FIGURE 2.

Neuroglian axonal trafficking in APPL loss of function mutants. (A) Merged frames of live recordings without photobleaching (Supplementary Videos S2, S3). Moving vesicles produce a “motion-streak,” which is more abundantly seen in wildtype animals than in APPL^d null mutants. Videos were obtained at one frame per second. Scale bar represents 5 μm. (B) Kymographs of axonal transport of Nrg-GFP vesicles in control animals (APPL^d/+) and APPL^d mutants (Supplementary Videos S4, S5). A small section of the GF axon was photobleached to reduce background from Nrg labeling at the axonal membrane, allowing the visualization of vesicles that enter the bleached region. Videos were obtained at one frame per second. (C) Quantification of Nrg-GFP vesicle trafficking in wildtype controls (APPL^d/+), APPL^d as well as in APPL^d rescue animals (UAS-Nrg-GFP co-expressed with UAS-APPL in APPL^d background using R68A06 Gal4-line).
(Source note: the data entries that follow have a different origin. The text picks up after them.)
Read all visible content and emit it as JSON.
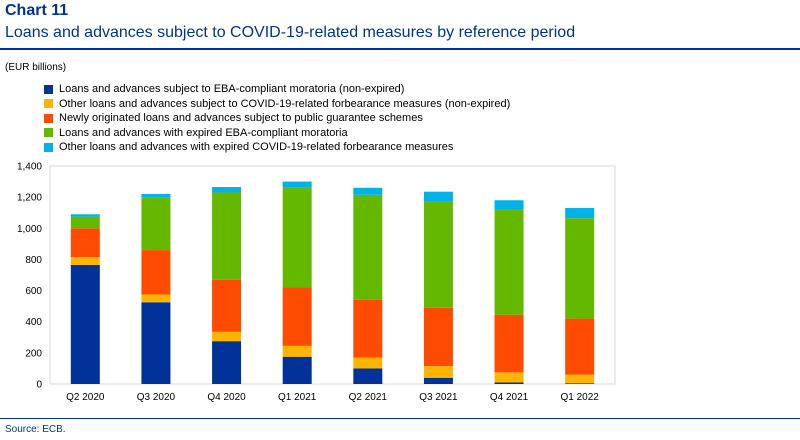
{
  "header": {
    "chart_number": "Chart 11",
    "title": "Loans and advances subject to COVID-19-related measures by reference period"
  },
  "unit_label": "(EUR billions)",
  "source": "Source: ECB.",
  "chart_data": {
    "type": "bar",
    "stacked": true,
    "categories": [
      "Q2 2020",
      "Q3 2020",
      "Q4 2020",
      "Q1 2021",
      "Q2 2021",
      "Q3 2021",
      "Q4 2021",
      "Q1 2022"
    ],
    "ylim": [
      0,
      1400
    ],
    "yticks": [
      0,
      200,
      400,
      600,
      800,
      1000,
      1200,
      1400
    ],
    "ytick_labels": [
      "0",
      "200",
      "400",
      "600",
      "800",
      "1,000",
      "1,200",
      "1,400"
    ],
    "grid": false,
    "legend_position": "top-left",
    "series": [
      {
        "name": "Loans and advances subject to EBA-compliant moratoria (non-expired)",
        "color": "#003299",
        "values": [
          765,
          525,
          275,
          175,
          100,
          40,
          10,
          5
        ]
      },
      {
        "name": "Other loans and advances subject to COVID-19-related forbearance measures (non-expired)",
        "color": "#ffb400",
        "values": [
          50,
          50,
          60,
          70,
          70,
          75,
          65,
          55
        ]
      },
      {
        "name": "Newly originated loans and advances subject to public guarantee schemes",
        "color": "#ff4b00",
        "values": [
          185,
          285,
          335,
          375,
          370,
          375,
          370,
          360
        ]
      },
      {
        "name": "Loans and advances with expired EBA-compliant moratoria",
        "color": "#65b800",
        "values": [
          75,
          340,
          560,
          640,
          675,
          685,
          675,
          645
        ]
      },
      {
        "name": "Other loans and advances with expired COVID-19-related forbearance measures",
        "color": "#00b1ea",
        "values": [
          15,
          20,
          35,
          40,
          45,
          60,
          60,
          65
        ]
      }
    ]
  }
}
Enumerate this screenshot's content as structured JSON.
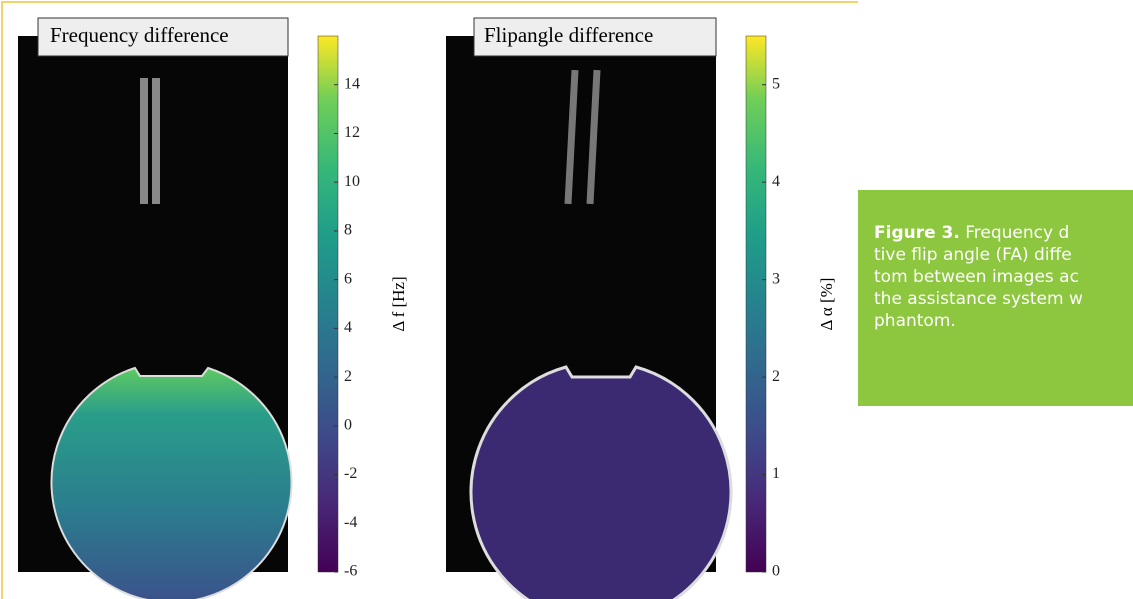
{
  "figure": {
    "panels": [
      {
        "title": "Frequency difference",
        "colorbar": {
          "label": "Δ f [Hz]",
          "ylim": [
            -6,
            16
          ],
          "yticks": [
            -6,
            -4,
            -2,
            0,
            2,
            4,
            6,
            8,
            10,
            12,
            14
          ]
        }
      },
      {
        "title": "Flipangle difference",
        "colorbar": {
          "label": "Δ α [%]",
          "ylim": [
            0,
            5.5
          ],
          "yticks": [
            0,
            1,
            2,
            3,
            4,
            5
          ]
        }
      }
    ],
    "caption": {
      "label": "Figure 3.",
      "lines": [
        "Frequency d",
        "tive flip angle (FA) diffe",
        "tom between images ac",
        "the assistance system w",
        "phantom."
      ]
    }
  }
}
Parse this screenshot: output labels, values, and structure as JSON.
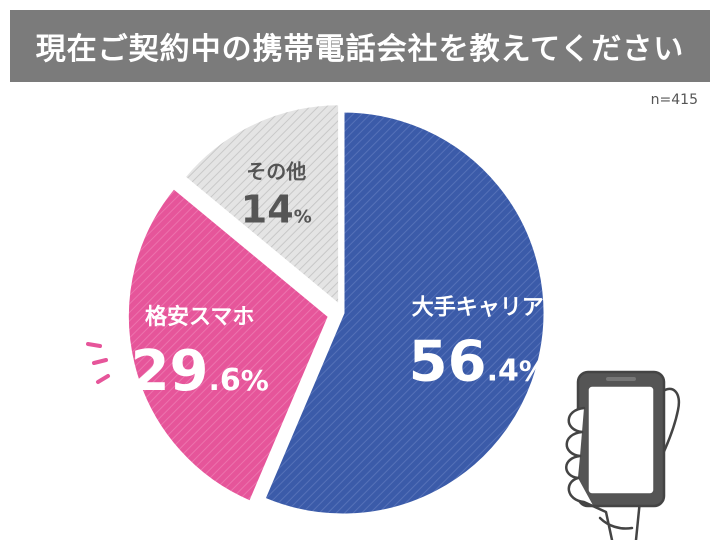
{
  "header": {
    "title": "現在ご契約中の携帯電話会社を教えてください"
  },
  "sample_size": "n=415",
  "chart_data": {
    "type": "pie",
    "title": "現在ご契約中の携帯電話会社を教えてください",
    "slices": [
      {
        "label": "大手キャリア",
        "value": 56.4,
        "display_main": "56",
        "display_decimal": ".4",
        "color": "#3b5ba9"
      },
      {
        "label": "格安スマホ",
        "value": 29.6,
        "display_main": "29",
        "display_decimal": ".6",
        "color": "#e6559a"
      },
      {
        "label": "その他",
        "value": 14,
        "display_main": "14",
        "display_decimal": "",
        "color": "#dcdcdc"
      }
    ],
    "unit": "%",
    "start_angle_deg": 0,
    "direction": "clockwise",
    "pattern": "diagonal-stripes"
  },
  "decor": {
    "hand_holding_phone": "phone-hand-illustration",
    "emphasis_lines": "motion-lines-icon"
  }
}
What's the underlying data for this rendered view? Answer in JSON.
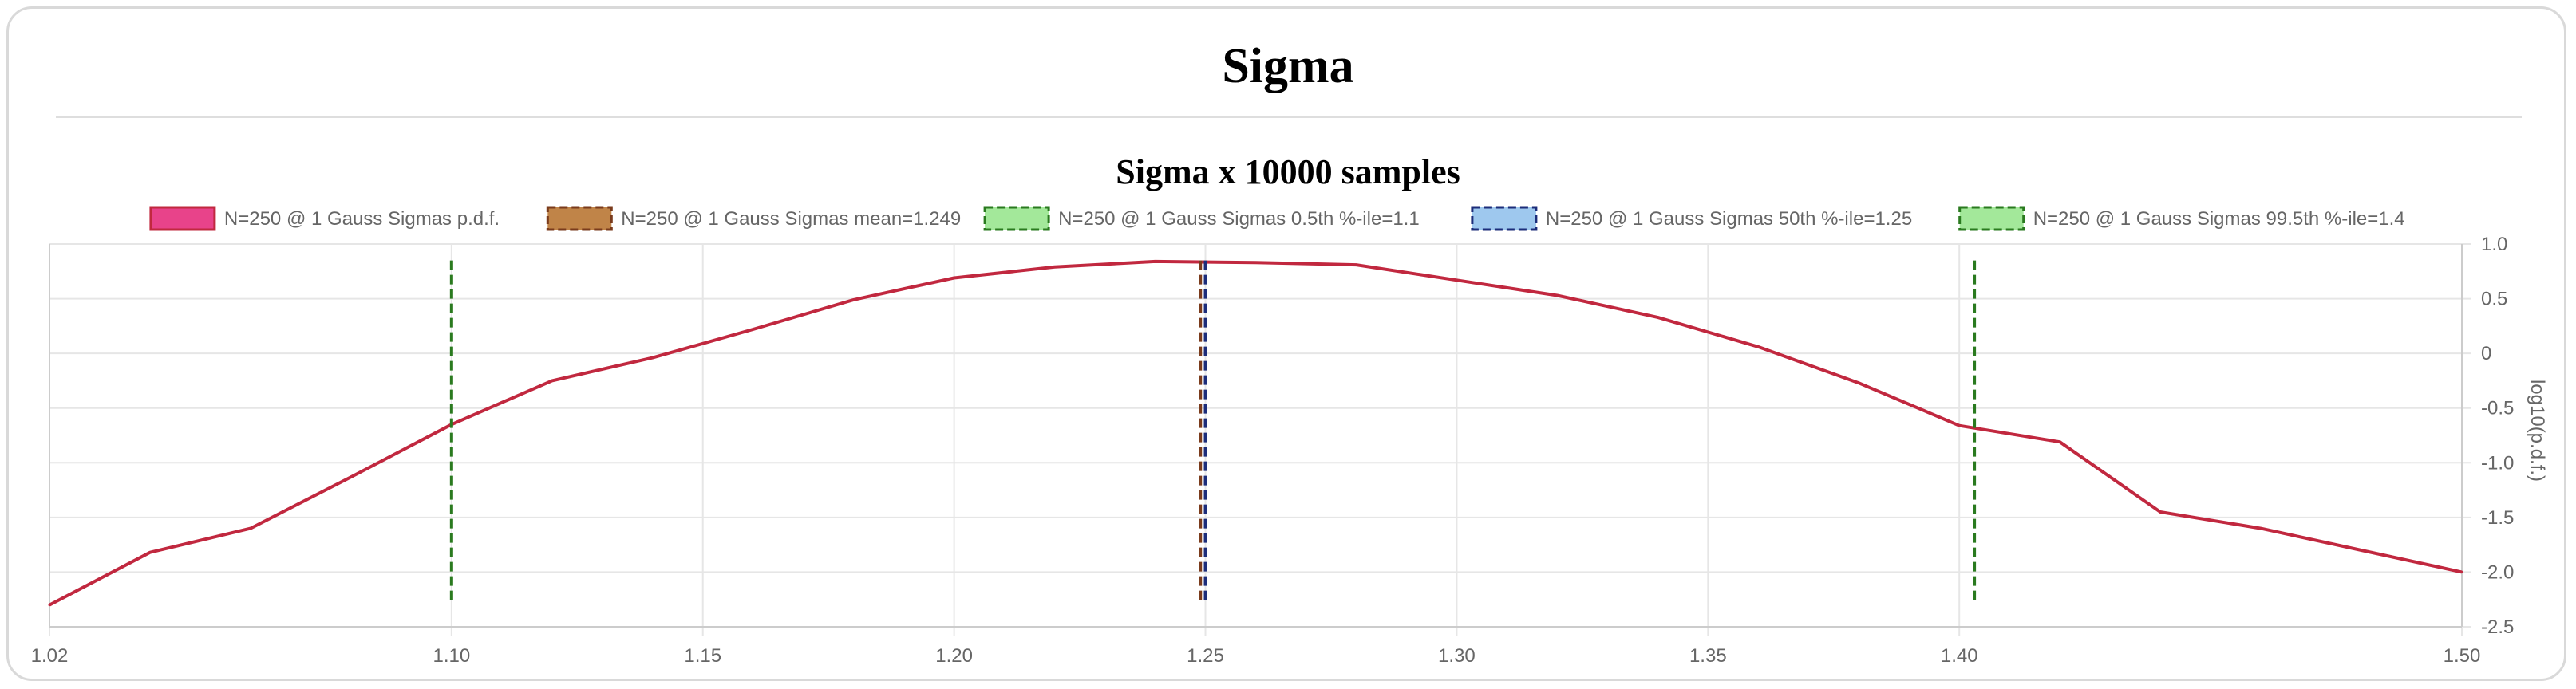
{
  "page": {
    "title": "Sigma"
  },
  "chart_data": {
    "type": "line",
    "title": "Sigma x 10000 samples",
    "xlabel": "",
    "ylabel": "log10(p.d.f.)",
    "xlim": [
      1.02,
      1.5
    ],
    "ylim": [
      -2.5,
      1.0
    ],
    "x_ticks": [
      "1.02",
      "1.10",
      "1.15",
      "1.20",
      "1.25",
      "1.30",
      "1.35",
      "1.40",
      "1.50"
    ],
    "y_ticks": [
      "1.0",
      "0.5",
      "0",
      "-0.5",
      "-1.0",
      "-1.5",
      "-2.0",
      "-2.5"
    ],
    "grid": true,
    "legend_position": "top",
    "series": [
      {
        "name": "N=250 @ 1 Gauss Sigmas p.d.f.",
        "kind": "line",
        "color": "#c1283f",
        "swatch_fill": "#e8438a",
        "x": [
          1.02,
          1.04,
          1.06,
          1.08,
          1.1,
          1.12,
          1.14,
          1.16,
          1.18,
          1.2,
          1.22,
          1.24,
          1.26,
          1.28,
          1.3,
          1.32,
          1.34,
          1.36,
          1.38,
          1.4,
          1.42,
          1.44,
          1.46,
          1.48,
          1.5
        ],
        "y": [
          -2.3,
          -1.82,
          -1.6,
          -1.13,
          -0.65,
          -0.25,
          -0.04,
          0.22,
          0.49,
          0.69,
          0.79,
          0.84,
          0.83,
          0.81,
          0.67,
          0.53,
          0.33,
          0.06,
          -0.27,
          -0.66,
          -0.81,
          -1.45,
          -1.6,
          -1.8,
          -2.0
        ]
      },
      {
        "name": "N=250 @ 1 Gauss Sigmas mean=1.249",
        "kind": "vline",
        "x": 1.249,
        "color": "#7a3b1c",
        "swatch_fill": "#c08448",
        "dashed": true
      },
      {
        "name": "N=250 @ 1 Gauss Sigmas 0.5th %-ile=1.1",
        "kind": "vline",
        "x": 1.1,
        "color": "#2a7a1f",
        "swatch_fill": "#a3e89a",
        "dashed": true
      },
      {
        "name": "N=250 @ 1 Gauss Sigmas 50th %-ile=1.25",
        "kind": "vline",
        "x": 1.25,
        "color": "#1c2d7a",
        "swatch_fill": "#9ec8ee",
        "dashed": true
      },
      {
        "name": "N=250 @ 1 Gauss Sigmas 99.5th %-ile=1.4",
        "kind": "vline",
        "x": 1.403,
        "color": "#2a7a1f",
        "swatch_fill": "#a3e89a",
        "dashed": true
      }
    ]
  }
}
Numbers of stationary vesicles, and numbers of vesicles moving in anterograde and retrograde direction (Flux) were analyzed. N indicates numbers of axons assessed. Error bars represents standard error mean. Statistical significance between genotypes was assessed using Student’s t-test (^∗p ≤ 0.05, ^∗∗p < 0.01, ^∗∗∗p < 0.001, ns – non-significant, p > 0.05).